18 novembre 2014

Retour à la mère

Je sors de la clinique et me rend à mon travail pour dire que je suis arrêtée quelques jours. Dans le couloir, je croise un ancien camarade de promotion, que je n'ai pas revu depuis 20 ans et qui me dit qu'il est bien content de me voir car il est ennuyé : sa nounou est tombée malade et il ne peut pas aller chercher son bébé ; il me demande si ça ne me dérange pas de passer chercher son fils et de rester chez lui jusqu'à son retour. Je lui réponds que cela va être difficile car je suis fatiguée, que j'ai une canne, et que je préfère rentrer chez moi pour attendre. Il est d'accord et me dit qu'il repassera chercher son fils ce soir en rentrant du travail. Je lui demande quel âge à son fils et s'il porte des couches car je n'ai pas cet article chez moi, mes enfants ayant maintenant plus de 10 ans. Son fils est un nourrisson, il lui faut donc des couches mais il se souvient qu'il n'y en a plus dans son sac "nursery" et me demande si je peux passer à la pharmacie.
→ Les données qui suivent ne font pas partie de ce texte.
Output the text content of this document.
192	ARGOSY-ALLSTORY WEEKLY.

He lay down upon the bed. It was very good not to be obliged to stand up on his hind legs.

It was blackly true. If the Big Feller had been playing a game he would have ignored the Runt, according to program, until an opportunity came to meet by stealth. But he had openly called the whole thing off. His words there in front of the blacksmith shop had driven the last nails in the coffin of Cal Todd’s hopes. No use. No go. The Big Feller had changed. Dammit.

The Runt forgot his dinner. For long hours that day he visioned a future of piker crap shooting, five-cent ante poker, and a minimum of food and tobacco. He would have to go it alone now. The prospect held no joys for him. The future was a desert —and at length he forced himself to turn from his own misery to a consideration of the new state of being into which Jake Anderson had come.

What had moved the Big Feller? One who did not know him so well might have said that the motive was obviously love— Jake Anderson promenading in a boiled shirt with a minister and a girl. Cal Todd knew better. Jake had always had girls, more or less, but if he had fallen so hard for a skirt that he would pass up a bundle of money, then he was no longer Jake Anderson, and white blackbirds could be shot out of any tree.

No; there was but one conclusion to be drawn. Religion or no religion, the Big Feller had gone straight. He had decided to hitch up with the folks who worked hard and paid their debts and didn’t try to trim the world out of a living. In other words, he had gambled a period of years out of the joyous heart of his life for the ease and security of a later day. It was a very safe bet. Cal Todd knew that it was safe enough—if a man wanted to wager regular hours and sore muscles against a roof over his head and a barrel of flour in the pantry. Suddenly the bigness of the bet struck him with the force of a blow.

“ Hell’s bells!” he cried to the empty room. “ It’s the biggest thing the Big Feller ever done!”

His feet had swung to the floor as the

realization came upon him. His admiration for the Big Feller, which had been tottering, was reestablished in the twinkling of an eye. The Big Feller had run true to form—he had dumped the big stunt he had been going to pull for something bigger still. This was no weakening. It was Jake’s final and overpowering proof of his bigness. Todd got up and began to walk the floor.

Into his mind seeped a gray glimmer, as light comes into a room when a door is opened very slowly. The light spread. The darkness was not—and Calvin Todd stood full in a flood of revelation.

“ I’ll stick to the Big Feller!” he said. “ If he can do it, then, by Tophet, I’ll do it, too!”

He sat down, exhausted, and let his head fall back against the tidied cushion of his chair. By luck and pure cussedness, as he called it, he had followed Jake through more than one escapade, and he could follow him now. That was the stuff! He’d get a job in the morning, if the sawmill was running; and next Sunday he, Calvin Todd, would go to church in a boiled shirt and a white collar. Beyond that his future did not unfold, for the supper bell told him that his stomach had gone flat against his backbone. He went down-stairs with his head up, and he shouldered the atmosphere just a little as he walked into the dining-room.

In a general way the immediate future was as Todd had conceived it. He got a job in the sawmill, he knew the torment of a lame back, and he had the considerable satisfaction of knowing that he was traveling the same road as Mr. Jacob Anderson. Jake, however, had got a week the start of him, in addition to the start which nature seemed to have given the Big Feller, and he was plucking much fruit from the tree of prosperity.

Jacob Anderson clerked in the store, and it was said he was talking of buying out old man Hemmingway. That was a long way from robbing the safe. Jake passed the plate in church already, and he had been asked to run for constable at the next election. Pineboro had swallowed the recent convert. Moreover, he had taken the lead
J'imagine la scène : canne d'une main, sac de couches de l'autre, porte-bébé kangourou sur le ventre. J'espère que la pharmacie a des petits paquets. Je lui explique que j'habite de l'autre coté du fleuve, non loin de chez lui, et lui demande de ne pas venir trop tard rechercher son enfant ce soir. Je me mets en route en direction de chez la nounou, heureuse de m'occuper d'un tout petit enfant après si longtemps (après tout je me reposerai une autre fois) mais inquiète en espérant que cet ami arrive ce soir avant que mon mari ne rentre, afin d'éviter ses questions embarrassantes. Je ne saurai pas quoi lui répondre.